The Tartar version, in the Relations of Siddhí Kúr,* is very peculiar in all its details: Six persons—a rich youth, a calcu­lator, a mechanic, a physician, and a smith—set out together to seek their fortunes. Arriving at the mouth of a great river, each of them planted a tree of life and then separated, having agreed to meet at the same place again. The rich youth, in the course of his wanderings, marries a beautiful maiden; but the khān takes her from him, and afterwards causes him to be put to death, and his body to be covered with a huge rock. At the time agreed upon the five other wanderers return to the spot where they had planted their trees of life, and, seeing that the youth's tree was withered,* the calculator by his art discovered that he was lying dead beneath a certain rock. The smith with his hammer smote the rock and broke it, and drew forth the body. Then the physician gave the dead youth a draught, and he became alive again.
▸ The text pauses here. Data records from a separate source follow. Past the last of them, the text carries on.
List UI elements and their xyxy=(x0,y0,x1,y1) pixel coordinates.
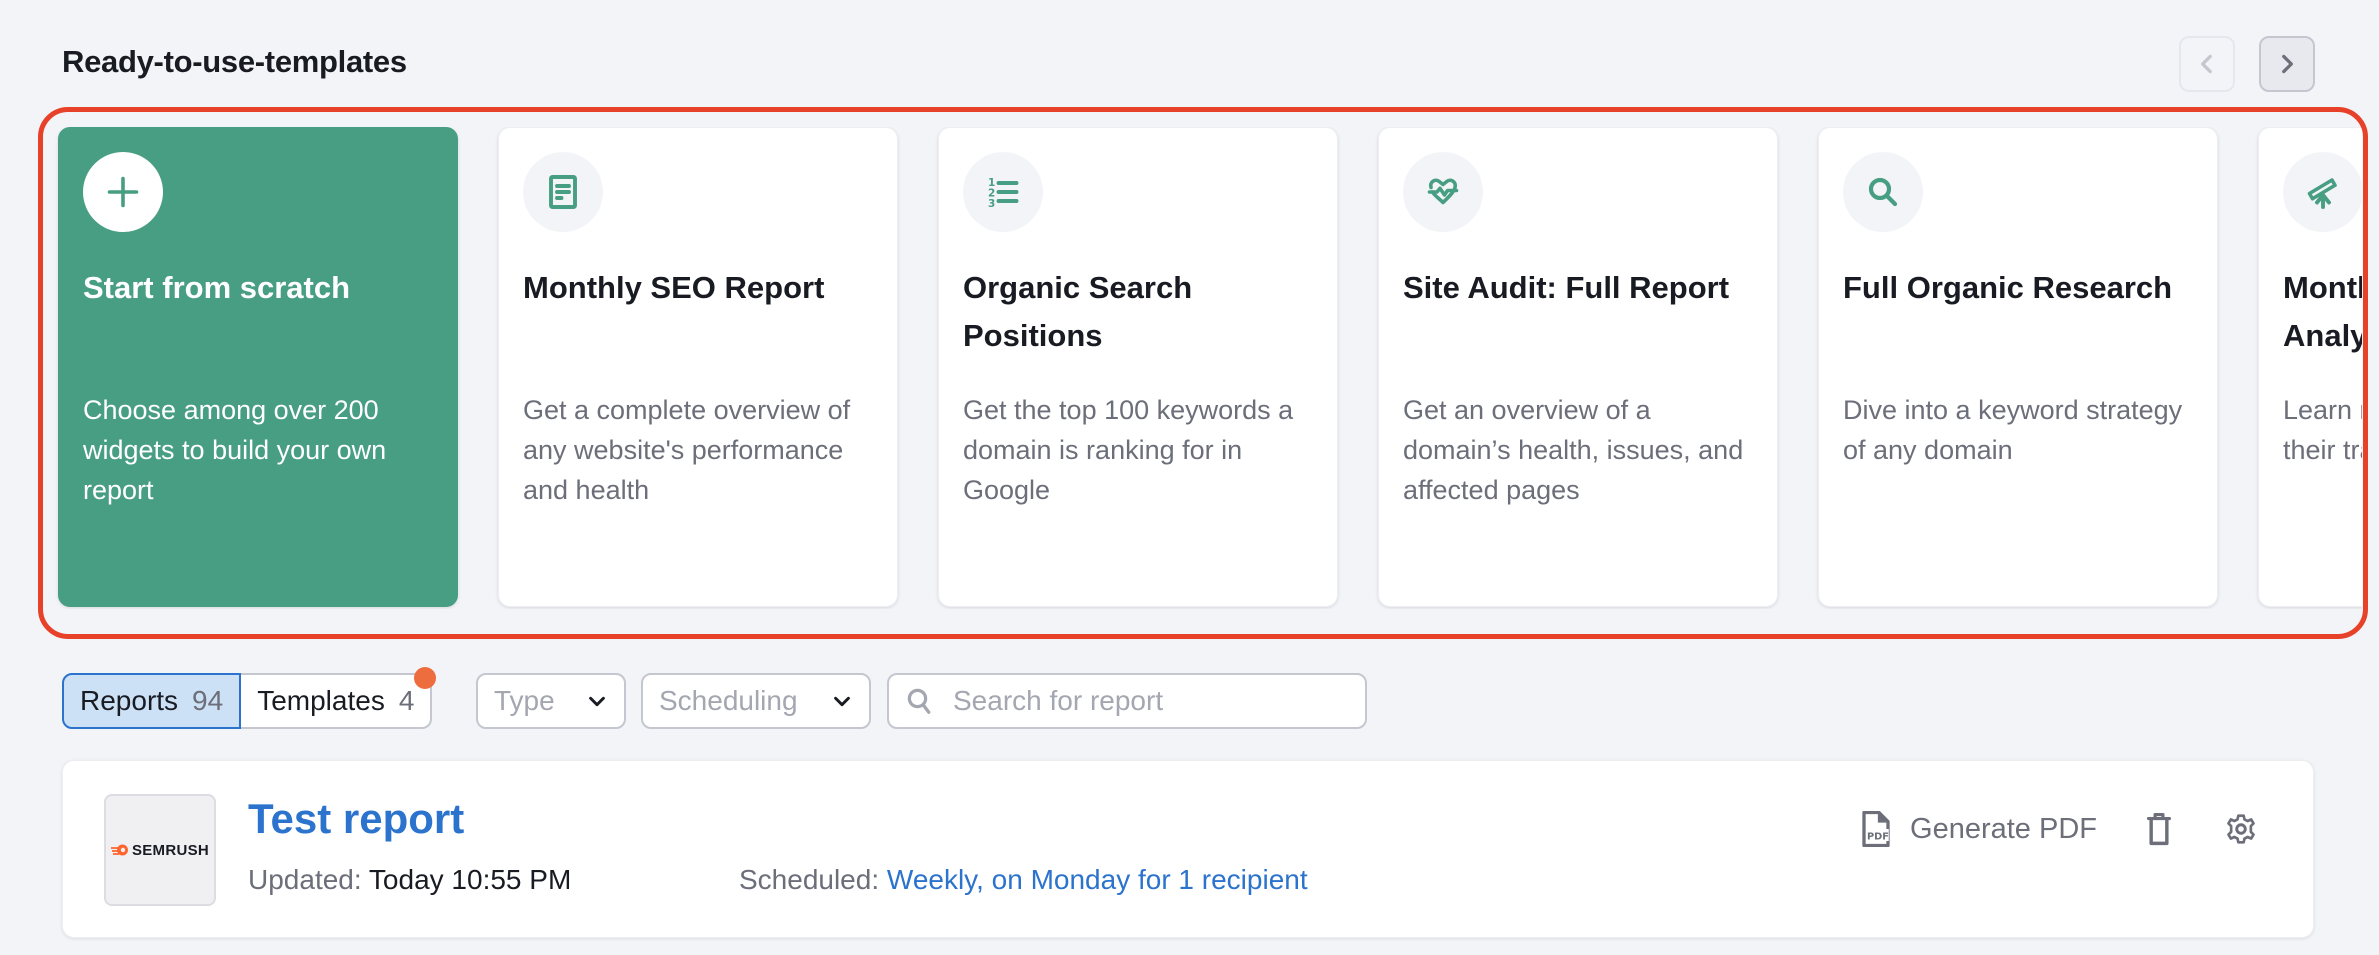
type-dropdown[interactable]: Type xyxy=(476,673,626,729)
document-icon xyxy=(549,175,577,209)
template-card-description: Learn more about your rivals: their traf… xyxy=(2283,395,2362,465)
template-card-title: Monthly Competitor Analysis xyxy=(2283,270,2362,353)
template-card-description: Dive into a keyword strategy of any doma… xyxy=(1843,395,2183,465)
template-card-title: Site Audit: Full Report xyxy=(1403,270,1730,305)
tab-label: Reports xyxy=(80,685,179,716)
search-icon xyxy=(907,688,931,714)
scheduled-value-link[interactable]: Weekly, on Monday for 1 recipient xyxy=(887,864,1308,895)
template-card-full-organic-research[interactable]: Full Organic Research Dive into a keywor… xyxy=(1818,127,2218,607)
telescope-icon-container xyxy=(2283,152,2362,232)
tab-count: 94 xyxy=(192,685,224,716)
carousel-prev-button[interactable] xyxy=(2179,36,2235,92)
tab-label: Templates xyxy=(257,685,385,716)
svg-text:PDF: PDF xyxy=(1867,832,1889,843)
chevron-down-icon xyxy=(834,696,850,707)
report-type-tabs: Reports 94 Templates 4 xyxy=(62,667,437,729)
telescope-icon xyxy=(2307,178,2337,209)
plus-icon xyxy=(107,176,139,208)
search-field[interactable] xyxy=(887,673,1367,729)
svg-text:3: 3 xyxy=(988,198,995,210)
scheduling-dropdown-placeholder: Scheduling xyxy=(659,685,798,716)
updated-label: Updated: xyxy=(248,864,362,895)
tab-templates[interactable]: Templates 4 xyxy=(241,667,437,729)
plus-icon-container xyxy=(83,152,163,232)
generate-pdf-button[interactable]: PDF Generate PDF xyxy=(1860,811,2097,847)
template-card-description: Get a complete overview of any website's… xyxy=(523,395,851,505)
generate-pdf-label: Generate PDF xyxy=(1910,812,2097,845)
chevron-right-icon xyxy=(2282,54,2293,74)
report-row: SEMRUSH Test report Updated: Today 10:55… xyxy=(62,760,2314,938)
numbered-list-icon-container: 1 2 3 xyxy=(963,152,1043,232)
search-icon-container xyxy=(1843,152,1923,232)
document-icon-container xyxy=(523,152,603,232)
report-title-link[interactable]: Test report xyxy=(248,795,464,843)
delete-button[interactable] xyxy=(2139,809,2179,849)
semrush-logo-icon xyxy=(110,844,128,856)
trash-icon xyxy=(2146,813,2172,846)
template-card-description: Get the top 100 keywords a domain is ran… xyxy=(963,395,1294,505)
chevron-down-icon xyxy=(589,696,605,707)
template-card-monthly-competitor-analysis[interactable]: Monthly Competitor Analysis Learn more a… xyxy=(2258,127,2362,607)
report-updated: Updated: Today 10:55 PM xyxy=(248,864,571,896)
template-card-organic-search-positions[interactable]: 1 2 3 Organic Search Positions Get the t… xyxy=(938,127,1338,607)
tab-reports[interactable]: Reports 94 xyxy=(62,673,242,729)
numbered-list-icon: 1 2 3 xyxy=(988,177,1019,210)
type-dropdown-placeholder: Type xyxy=(494,685,555,716)
template-card-title: Organic Search Positions xyxy=(963,270,1193,353)
template-card-description: Choose among over 200 widgets to build y… xyxy=(83,395,387,505)
tab-count: 4 xyxy=(398,685,415,716)
pdf-file-icon: PDF xyxy=(1862,811,1890,847)
template-card-start-from-scratch[interactable]: Start from scratch Choose among over 200… xyxy=(58,127,458,607)
report-actions: PDF Generate PDF xyxy=(1860,809,2261,849)
template-card-monthly-seo-report[interactable]: Monthly SEO Report Get a complete overvi… xyxy=(498,127,898,607)
search-icon xyxy=(1868,177,1898,207)
template-card-title: Full Organic Research xyxy=(1843,270,2173,305)
template-card-description: Get an overview of a domain’s health, is… xyxy=(1403,395,1744,505)
updated-value: Today 10:55 PM xyxy=(368,864,572,895)
section-title: Ready-to-use-templates xyxy=(62,44,407,79)
logo-text: SEMRUSH xyxy=(131,841,210,859)
template-card-title: Monthly SEO Report xyxy=(523,270,825,305)
template-card-title: Start from scratch xyxy=(83,270,351,305)
search-input[interactable] xyxy=(953,685,1349,717)
templates-carousel: Start from scratch Choose among over 200… xyxy=(0,127,2362,609)
settings-button[interactable] xyxy=(2221,809,2261,849)
chevron-left-icon xyxy=(2201,54,2212,74)
heart-pulse-icon xyxy=(1427,178,1459,205)
heart-pulse-icon-container xyxy=(1403,152,1483,232)
scheduling-dropdown[interactable]: Scheduling xyxy=(641,673,871,729)
scheduled-label: Scheduled: xyxy=(739,864,880,895)
report-scheduled: Scheduled: Weekly, on Monday for 1 recip… xyxy=(739,864,1308,896)
template-card-site-audit[interactable]: Site Audit: Full Report Get an overview … xyxy=(1378,127,1778,607)
carousel-next-button[interactable] xyxy=(2259,36,2315,92)
report-logo: SEMRUSH xyxy=(104,794,216,906)
notification-dot xyxy=(414,667,437,689)
gear-icon xyxy=(2227,814,2255,844)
The revived youth having told his com­panions how his beautiful wife had been taken from him, and himself been slain, by the khān, they resolved by all means to recover such a pearl of beauty. Accordingly the mechanic con­structed a wooden Garūda, which went in any direction, as it was guided from within. The painter then decorated the wooden bird with various colours, so that it was wondrous to behold. Then the youth seated himself within the wooden Garūda, which immediately flew through the air, and hovered above the khān's palace. When the khān discovered the strange bird, he bade the wife of the youth go upon the roof and offer food to it, which she did; and the bird descended, and the youth seated her beside him, and they flew away. Having returned to his five companions, the youth and his wife stepped forth from the Garūda, and on their beholding her beauty they began to quarrel among themselves, each claiming her as his wife, because of his share in her recovery, till at length they drew their knives and slew one another.

Such is the outline of the Tartar version of this old-world tale. The wooden Garūda here performs the part of the Enchanted Horse of the Thousand and One Nights, which, however, had reached Europe long before that entertaining work was com­posed. The contrivance in the Tartar tale was, in fact, borrowed from Hindū fiction: in a story in the Kathá Sarit Ságara, the hero, in love with a princess, personates Vishnū, and rides on a wooden representation of Garūda (the bird of Vishnū), guided by a pin and moving by magic—the prototype of

The wondrous steed of brass
On which the Tartar king did ride,

in Chaucer's “half-told tale of Cambuscan bold,” and of all other self-moving machines so famed in romance.* —Of European variants, the best is perhaps the well-known German fairy tale of the Four Clever Youths who rescued from a dragon the king's daughter, and were all amply recompensed for their pains.